You can read about part 1 HERE!
We picked up where we left off the day before with a seriously awesome animated video from 1989, called "Red Riding Hood and the Well-Fed Wolf" (Churchill Films), that I found via the lesson I shared yesterday (you can read more in part 1, but you can find it here just in case). I really wanted my kids to practice identifying fact and opinions outside of text first so they could become comfortable with listening for signal words and paying close attention to items they know to be certain rather than pushing them into a book straight away.
This is where this blog post is going to come in handy...you see, the video the Beacon Lesson Plan calls for is not one you can just find on YouTube. Believe me I tried and tried again this year before I taught this lesson a 2nd time. I searched online high and low last year and thankfully found the clip needed (you won't even need the entire thing) on the animator's website. HERE it is!
I've included some screenshots from Joel Fletcher's (the creator's) website for you to get an idea of how seriously neat and hilarious the video is.
If for some reason you don't have access to a computer and projector, you can actually find this at your local library. I did a search through my local library's system and actually found it via Overdrive. So, hopefully, you will find a way to show this in your classroom as my students find it quite entertaining...and even more important? It is challenging! The facts and opinions aren't so easy to pull out as one might think.
Before watching the video, my students got a T-chart ready in their reading notebooks. They are very much used to holding partner and group discussions with each other after we watch videos, so they knew the expectation right away. I stopped the video after every food group character made an appearance, which made it much easier for students to stop and jot down facts and opinions they had identified. After a couple minutes, I gave partner groups a chance to Rally Robin back and forth to share items they had recorded.
Once the video was finished, we came together to share different facts and opinions. I recorded them on our class anchor chart as students added them to their own charts. Before recording each one on the chart, we did a quick check by throwing up thumbs up if they agreed with the fact/opinion being shared or a thumbs down if they disagreed. We stopped to discuss why or why not. The more we did this the more comfortable they became and by the end of the discussion, we had an even better list put together than my students last year.
**And wouldn't you know it?! While I was posting this, I just noticed I placed a fact on the opinion side and my students didn't even notice! Gah!!! Maybe you can post this and ask your students to find what doesn't belong? LOL.**
In my defense, we were about to run off to P.E. that day, so I seriously must have just checked the clock and started writing in on the wrong side when I turned back around. Sigh. Oh well. I can totally revisit this with my kids tomorrow to see if they can identify the misnomer.
To practice it within text, the real part of our reading standard (our district is still using state standards at this time), I downloaded the extension file (you can get it HERE) included in the Beacon Learning lesson in order to have my students read the restaurant review article.
Attachment is included with the Beacon Lesson Plan
Using two different colored highlighters, we did the first section together while I modeled the highlighting on the board. My kids then worked on the second part together. The two colors made it easy for me to walk around and check-in with students in order to see if I needed to intervene at all.
To step it up a notch, I showed my class a Discovery Education video downloaded from Discovery Streaming all about tornados. At the end of it, I asked my students to take the opinion, "I think tornadoes are dangerous," and improve it using facts. They wrote up and discussed short paragraphs by naming at least 2 facts they learned from the video in order to support the opinion. My kids did well with this exercise, showing me that they are able to recognize how facts and opinions work together as well as how to decipher them. We extended the practice opportunity by having students pull an opinion from a text we had recently read (during Close Reading) and supporting them using facts quoted from the passage.

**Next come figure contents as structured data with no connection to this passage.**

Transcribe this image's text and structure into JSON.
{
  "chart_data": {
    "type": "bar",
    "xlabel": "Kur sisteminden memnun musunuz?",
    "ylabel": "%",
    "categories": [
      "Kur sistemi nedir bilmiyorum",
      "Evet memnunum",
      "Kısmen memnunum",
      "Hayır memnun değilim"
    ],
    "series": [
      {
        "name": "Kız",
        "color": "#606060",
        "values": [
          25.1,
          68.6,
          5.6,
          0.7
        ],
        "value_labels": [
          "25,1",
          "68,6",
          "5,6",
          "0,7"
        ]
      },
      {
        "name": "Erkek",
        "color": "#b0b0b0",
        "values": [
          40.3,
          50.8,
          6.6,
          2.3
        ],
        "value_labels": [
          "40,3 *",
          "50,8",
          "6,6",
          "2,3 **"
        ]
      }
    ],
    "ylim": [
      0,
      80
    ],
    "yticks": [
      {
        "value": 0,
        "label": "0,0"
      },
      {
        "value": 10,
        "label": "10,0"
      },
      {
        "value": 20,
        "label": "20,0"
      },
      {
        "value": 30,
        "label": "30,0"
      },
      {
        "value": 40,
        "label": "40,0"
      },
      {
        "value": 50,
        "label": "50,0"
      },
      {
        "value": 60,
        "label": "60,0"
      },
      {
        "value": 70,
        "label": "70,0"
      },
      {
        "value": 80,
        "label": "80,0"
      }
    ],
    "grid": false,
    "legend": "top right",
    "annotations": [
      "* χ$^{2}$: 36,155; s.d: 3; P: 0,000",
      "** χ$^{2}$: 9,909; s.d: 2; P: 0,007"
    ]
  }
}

Screenshot from Discovery Education video
Screenshot from Discovery Education video
As the gifted cluster teacher, I try to give students a chance to make a product to show me their learning. Most times they are given a choice menu, but for this one I was looking for a quick and easy way to wrap up our unit. My awesome teammate put together a product rubric and description for making fact and opinion placemats and shared it with me. Here are some of the placemats students made which included facts, opinions, with supporting facts, and matching illustrations from one of our basal reader's Time for Kids articles called "Forests of the World."